Saturday, December 5, 2009

Vesica Piscis

This past summer, after seeing my BoS a la Charmed , a friend of mine asked me to make her a similar one in blue featuring a silver Vesica Piscis on the cover. She offered to pay for it in advance (which I declined) and seemed very eager about the project. She asked about it nearly every time we saw each other. First of all, I hate doing custom work for people. I do not work well on any time table but my own. I also have difficulty working on a job that I do not feel inspired to do at that moment. I work as the spirit moves me. That ethos is not conducive to meeting client specifications or deadlines. I guess you could use the analogy that I am more of an artist than an illustrator. I put off the project for several weeks (months) until she started getting perturbed. Finally I started working on it, rather than risk any trauma to our friendship.

This is a large sketchbook. The front and back boards were thickened and given a border with chipboard. It was then covered with crinkled brown paper using the white glue and paper method and finished with the faux leather effect. It was painted black, then sponged with two different shades of blue, and finally dry brushed with silver. Silver half round upholstery tacks were used in the corners for decoration, and silver snaps hold the heavy black (bonded) leather straps that were cut from an old belt.

The front design was a little more complex than I usually do in these types of projects. Cutting intricate curves, especially tight ones, are a pain when working with chipboard. But these ones didn't turn out to be that bad. Most of the curves were gentle enough not to create much of a hassle. I had more difficulty getting the coloring right on it. I had to repaint it several times to get the antiquing just right. Too bright and it looked very flat and artificial. Too dark and it looked dingy and dirty.
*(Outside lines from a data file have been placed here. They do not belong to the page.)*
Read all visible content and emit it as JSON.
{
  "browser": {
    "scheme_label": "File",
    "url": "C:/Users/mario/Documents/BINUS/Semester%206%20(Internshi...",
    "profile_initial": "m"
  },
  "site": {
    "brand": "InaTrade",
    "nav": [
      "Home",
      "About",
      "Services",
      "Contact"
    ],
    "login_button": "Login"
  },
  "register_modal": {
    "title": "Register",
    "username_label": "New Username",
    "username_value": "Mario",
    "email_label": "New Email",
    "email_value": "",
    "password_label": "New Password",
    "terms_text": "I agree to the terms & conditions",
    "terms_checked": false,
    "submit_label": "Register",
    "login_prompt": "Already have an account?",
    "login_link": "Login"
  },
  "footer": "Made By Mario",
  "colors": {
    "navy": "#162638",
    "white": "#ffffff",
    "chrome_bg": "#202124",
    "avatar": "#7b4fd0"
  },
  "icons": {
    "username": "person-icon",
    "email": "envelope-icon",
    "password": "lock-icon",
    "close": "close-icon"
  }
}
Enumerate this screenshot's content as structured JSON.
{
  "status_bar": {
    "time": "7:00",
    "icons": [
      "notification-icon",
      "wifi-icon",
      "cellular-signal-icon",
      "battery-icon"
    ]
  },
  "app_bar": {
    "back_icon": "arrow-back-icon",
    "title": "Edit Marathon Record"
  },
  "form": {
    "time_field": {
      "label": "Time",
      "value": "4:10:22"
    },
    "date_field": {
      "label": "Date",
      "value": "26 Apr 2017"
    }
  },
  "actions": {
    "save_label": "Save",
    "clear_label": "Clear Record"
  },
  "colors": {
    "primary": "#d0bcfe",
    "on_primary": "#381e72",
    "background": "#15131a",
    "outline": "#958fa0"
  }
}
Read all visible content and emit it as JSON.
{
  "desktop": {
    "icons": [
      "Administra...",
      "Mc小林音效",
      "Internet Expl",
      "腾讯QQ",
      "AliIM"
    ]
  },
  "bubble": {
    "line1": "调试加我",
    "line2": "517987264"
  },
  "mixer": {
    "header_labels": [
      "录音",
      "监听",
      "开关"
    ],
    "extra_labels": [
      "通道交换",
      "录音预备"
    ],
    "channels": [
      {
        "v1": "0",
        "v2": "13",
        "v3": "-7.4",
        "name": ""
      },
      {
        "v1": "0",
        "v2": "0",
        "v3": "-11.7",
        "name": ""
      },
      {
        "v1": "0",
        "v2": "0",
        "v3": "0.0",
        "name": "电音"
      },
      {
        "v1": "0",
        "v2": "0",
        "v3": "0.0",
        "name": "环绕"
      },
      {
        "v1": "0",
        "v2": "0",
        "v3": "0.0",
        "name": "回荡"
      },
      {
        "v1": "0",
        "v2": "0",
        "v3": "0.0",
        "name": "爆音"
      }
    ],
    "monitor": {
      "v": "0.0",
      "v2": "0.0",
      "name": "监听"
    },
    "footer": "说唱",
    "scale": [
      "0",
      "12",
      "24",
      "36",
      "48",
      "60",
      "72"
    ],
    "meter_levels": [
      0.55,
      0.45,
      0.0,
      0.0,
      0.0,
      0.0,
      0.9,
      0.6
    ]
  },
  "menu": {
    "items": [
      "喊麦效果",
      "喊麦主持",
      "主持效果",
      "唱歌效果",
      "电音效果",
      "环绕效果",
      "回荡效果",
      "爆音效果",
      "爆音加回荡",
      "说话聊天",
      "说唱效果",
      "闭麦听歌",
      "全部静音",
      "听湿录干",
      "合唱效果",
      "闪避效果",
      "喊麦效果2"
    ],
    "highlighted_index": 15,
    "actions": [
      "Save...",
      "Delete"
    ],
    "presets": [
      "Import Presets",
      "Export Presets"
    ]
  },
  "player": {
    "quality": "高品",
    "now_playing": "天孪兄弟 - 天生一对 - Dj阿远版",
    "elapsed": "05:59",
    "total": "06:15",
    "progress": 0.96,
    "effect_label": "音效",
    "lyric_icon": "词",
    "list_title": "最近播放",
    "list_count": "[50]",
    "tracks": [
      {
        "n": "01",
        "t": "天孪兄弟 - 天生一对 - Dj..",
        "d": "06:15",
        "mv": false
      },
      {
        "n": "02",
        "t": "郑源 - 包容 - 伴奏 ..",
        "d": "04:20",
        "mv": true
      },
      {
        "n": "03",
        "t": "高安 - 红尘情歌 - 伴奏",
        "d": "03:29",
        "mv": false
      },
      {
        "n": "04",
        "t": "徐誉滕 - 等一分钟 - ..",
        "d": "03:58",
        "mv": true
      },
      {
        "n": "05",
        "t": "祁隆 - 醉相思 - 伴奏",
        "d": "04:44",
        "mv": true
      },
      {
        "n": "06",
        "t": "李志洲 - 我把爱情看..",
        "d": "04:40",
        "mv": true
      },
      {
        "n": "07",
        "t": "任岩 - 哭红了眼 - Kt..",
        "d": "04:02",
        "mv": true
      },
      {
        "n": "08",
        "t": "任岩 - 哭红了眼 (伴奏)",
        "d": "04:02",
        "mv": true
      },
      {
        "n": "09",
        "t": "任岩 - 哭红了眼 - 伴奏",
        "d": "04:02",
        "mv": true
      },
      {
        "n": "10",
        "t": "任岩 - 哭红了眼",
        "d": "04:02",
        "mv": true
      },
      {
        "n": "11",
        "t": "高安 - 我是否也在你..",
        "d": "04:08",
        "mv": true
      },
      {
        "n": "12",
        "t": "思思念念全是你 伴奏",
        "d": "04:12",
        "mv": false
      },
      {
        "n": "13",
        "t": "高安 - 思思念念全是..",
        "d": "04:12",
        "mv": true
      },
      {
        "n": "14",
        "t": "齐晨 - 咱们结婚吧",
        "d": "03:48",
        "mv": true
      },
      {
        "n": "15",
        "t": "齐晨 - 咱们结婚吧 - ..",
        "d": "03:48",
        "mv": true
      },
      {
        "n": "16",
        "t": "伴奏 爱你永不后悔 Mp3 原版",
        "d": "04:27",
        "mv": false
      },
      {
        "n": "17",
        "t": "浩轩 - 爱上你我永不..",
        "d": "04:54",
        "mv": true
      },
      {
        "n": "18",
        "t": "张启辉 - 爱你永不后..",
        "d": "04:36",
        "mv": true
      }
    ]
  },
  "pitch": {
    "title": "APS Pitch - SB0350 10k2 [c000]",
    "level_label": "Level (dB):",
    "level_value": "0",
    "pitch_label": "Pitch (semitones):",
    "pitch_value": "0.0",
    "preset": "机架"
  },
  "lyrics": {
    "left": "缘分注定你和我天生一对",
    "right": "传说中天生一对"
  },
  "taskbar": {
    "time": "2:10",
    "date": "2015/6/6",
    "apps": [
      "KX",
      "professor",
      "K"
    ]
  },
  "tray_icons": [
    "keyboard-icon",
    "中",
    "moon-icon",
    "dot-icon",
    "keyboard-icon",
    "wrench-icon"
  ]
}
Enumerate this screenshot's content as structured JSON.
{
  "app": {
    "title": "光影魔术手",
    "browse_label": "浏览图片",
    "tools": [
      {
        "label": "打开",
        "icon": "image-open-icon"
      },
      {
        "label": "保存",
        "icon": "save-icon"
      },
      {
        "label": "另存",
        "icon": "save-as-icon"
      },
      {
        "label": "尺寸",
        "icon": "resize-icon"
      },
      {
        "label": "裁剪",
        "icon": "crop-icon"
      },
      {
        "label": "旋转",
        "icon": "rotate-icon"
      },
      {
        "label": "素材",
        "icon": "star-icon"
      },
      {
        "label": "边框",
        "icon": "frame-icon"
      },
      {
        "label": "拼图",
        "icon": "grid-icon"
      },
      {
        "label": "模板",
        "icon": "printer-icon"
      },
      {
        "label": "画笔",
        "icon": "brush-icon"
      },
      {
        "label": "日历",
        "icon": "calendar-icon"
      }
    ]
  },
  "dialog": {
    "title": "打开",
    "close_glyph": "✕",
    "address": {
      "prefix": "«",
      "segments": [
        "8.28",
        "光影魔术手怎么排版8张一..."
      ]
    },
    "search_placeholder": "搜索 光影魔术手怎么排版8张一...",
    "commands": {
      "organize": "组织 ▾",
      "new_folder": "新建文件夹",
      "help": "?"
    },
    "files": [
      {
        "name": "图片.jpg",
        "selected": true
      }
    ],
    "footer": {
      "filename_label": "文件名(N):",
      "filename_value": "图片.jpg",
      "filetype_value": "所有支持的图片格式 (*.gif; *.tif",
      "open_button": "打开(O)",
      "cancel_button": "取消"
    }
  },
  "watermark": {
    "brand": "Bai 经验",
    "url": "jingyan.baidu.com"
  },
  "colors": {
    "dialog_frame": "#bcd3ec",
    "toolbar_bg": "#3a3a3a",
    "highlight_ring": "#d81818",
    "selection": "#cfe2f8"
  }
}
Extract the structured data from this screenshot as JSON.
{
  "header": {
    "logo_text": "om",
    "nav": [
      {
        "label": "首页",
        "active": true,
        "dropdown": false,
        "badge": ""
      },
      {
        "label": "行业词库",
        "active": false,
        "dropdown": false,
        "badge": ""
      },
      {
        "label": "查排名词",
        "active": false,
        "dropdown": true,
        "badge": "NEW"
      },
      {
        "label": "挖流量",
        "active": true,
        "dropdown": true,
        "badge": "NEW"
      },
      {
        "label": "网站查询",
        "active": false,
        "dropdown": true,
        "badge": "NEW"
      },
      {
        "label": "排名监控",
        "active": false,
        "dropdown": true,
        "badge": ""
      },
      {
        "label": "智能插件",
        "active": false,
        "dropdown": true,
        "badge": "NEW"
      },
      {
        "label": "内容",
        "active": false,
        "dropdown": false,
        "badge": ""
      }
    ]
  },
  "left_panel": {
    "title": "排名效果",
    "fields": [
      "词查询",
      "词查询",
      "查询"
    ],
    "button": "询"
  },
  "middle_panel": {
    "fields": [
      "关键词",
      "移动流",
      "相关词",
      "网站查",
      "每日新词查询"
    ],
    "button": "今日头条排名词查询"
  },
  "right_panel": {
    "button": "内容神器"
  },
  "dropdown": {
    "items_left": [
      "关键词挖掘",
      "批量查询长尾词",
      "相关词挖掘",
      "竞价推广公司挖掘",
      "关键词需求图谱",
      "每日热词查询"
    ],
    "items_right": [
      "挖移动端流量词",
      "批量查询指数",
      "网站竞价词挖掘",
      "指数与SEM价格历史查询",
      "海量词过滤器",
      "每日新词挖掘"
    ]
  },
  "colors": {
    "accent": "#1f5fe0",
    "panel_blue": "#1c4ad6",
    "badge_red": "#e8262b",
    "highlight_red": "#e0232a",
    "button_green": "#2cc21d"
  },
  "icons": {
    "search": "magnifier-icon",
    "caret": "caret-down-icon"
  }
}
The final touches were a black cloth ribbon bookmark and new gray end papers. As a gesture of good will, I decided to give it to her as a Yule gift. She picked it up today and seemed very pleased with it.

1 comment:

  1. Nice work. Considering the fact that you don't like deadlines, and this is why you do not normally custom work, would you then resort to mass production instead? Or would you rather do work whenever the mood strikes? As a professional writer, I find that no matter how I feel, I must be capable of producing on deadline, whether sick or well, happy or sad. In fact, I've done some of my best work when I've been my lowest health wise. I do admit, you do nice work.